Over Mister Passive Agressive (MPA)

Waarom een match? Zijn profieltekst was rechttoe, rechtaan, amusant en in  volledig correct Engels.

Het chatten blijft beperkt. Heb er ook even geen zin in. Er zijn andere zaken die mijn aandacht meer verdienen. We spreken af dat ik met de trein tot in Bergen Op Zoom kom, wat toch anderhalf uurtje reizen is. Zit ik niet mee, ik neem best graag de trein en heb altijd wat boeken mee.

Het begint al met de instructies die ik krijg bij aankomst in het, voor mij totaal onbekende, station. Hij stuurt zijn automerk en kleur door en zegt dat hij zich links, achter een rij taxi’s bevindt. Ik kom aan en moet eerst kiezen welke uitgang. Ik kies voor links en kijk ook links als ik buiten kom, maar ik zie geen rij taxi’s, enkel een bordje met ‘taxi’s’ erop en die pijl wijst naar rechts. Verwarring! Ga dan rechts even checken? Komt die man daar plots aangereden, stopt en gooit de passagiersdeur open. Ik stap in en wil openen met een grapje over mijn oriëntatievermogen en dan vooral het ontbreken daarvan, maar hij snoert me meteen de mond en zegt nogal fel: ‘Ik had je toch gezegd dat je naar links moest gaan?’
Is hij nu al geagiteerd? Ben al wreed op mijn gemak!
‘Heb jij geen auto?’, is zijn volgende (kordate!) vraag. Wanneer ik die beantwoord met ‘Ja, maar ik heb een hekel aan autorijden.’, kijkt hij me schuin aan en zijn blik behoeft geen woorden.

Hij neemt me mee naar een leuke plek. Heel apart. Hij bestelt gin-tonic en ik cava.  Misschien wordt hij daar wat rustiger van? Nope. Zijn manier van doen tegenover mij heeft iets van een zekere vijandigheid in zich. Lastige vibe. Het praten vlot niet altijd even goed. Let wel, ik heb al erger meegemaakt, maar er zit toch wel wat storing op de lijn. We zitten gewoon niet op dezelfde lijn.

Na een tijdje steekt hij van wal met de volgende woorden: ‘Ik ga rechtuit zijn, want we zijn beiden goed in ‘aanvoelen’ dus ik vraag je: Er is geen enkele aantrekking, of vergis ik mij?’
‘Nee, dat klopt.’, bevestig ik.
Daarna wordt de sfeer er niet minder grimmig om. Niet veel later vraagt hij wanneer ik een trein heb. Dat is er maar eentje elk uur en de eerstvolgende vertrekt binnen enkele minuten.

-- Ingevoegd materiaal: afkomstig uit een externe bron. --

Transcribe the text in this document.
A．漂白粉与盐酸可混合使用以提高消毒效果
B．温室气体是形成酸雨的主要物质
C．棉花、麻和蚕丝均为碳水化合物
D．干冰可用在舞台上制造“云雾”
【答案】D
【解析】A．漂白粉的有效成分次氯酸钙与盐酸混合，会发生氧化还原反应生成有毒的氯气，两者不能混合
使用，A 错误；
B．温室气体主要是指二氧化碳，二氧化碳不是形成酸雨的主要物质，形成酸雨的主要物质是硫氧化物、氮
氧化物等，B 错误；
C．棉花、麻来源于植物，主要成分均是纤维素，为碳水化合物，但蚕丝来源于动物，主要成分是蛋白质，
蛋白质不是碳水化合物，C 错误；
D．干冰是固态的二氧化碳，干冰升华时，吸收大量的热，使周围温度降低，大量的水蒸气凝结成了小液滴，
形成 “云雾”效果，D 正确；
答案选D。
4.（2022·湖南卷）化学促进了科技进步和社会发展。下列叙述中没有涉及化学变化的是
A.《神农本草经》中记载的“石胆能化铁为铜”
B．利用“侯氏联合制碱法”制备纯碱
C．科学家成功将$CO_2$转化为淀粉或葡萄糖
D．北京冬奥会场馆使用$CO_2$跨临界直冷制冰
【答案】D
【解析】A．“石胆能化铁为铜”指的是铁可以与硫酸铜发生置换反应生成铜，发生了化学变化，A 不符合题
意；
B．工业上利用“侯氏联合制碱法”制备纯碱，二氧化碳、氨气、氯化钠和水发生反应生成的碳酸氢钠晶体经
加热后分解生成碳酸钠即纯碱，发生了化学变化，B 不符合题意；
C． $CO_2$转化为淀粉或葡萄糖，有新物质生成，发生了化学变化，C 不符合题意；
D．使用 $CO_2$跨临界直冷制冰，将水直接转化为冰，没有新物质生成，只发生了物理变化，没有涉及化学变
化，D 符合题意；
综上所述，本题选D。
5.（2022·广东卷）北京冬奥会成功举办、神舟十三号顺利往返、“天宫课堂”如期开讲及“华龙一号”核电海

Mijn aansluiting in het volgende station staat binnen een half uurtje gepland. No way dat ik die trein nog haal. Toch besluit hij me alvast aan het station te droppen, want ‘hij gaat nu niet nóg iets drinken!’ Ik klap een beetje dicht en verzet me niet. Zo geschiedt het, hij dumpt me bijna letterlijk aan de ingang van het station, ik mis mijn trein op 3 minuutjes na dus ik mag 57 minuten staan schilderen in een vreemd station, ver van huis. Dat verteert niet zo makkelijk op dat moment. Gelukkig zijn er mijn besties die me telefonisch bijstaan en me meteen ook inpeperen dat ik me nooit nog zover ga verplaatsen voor een vent. Genoteerd!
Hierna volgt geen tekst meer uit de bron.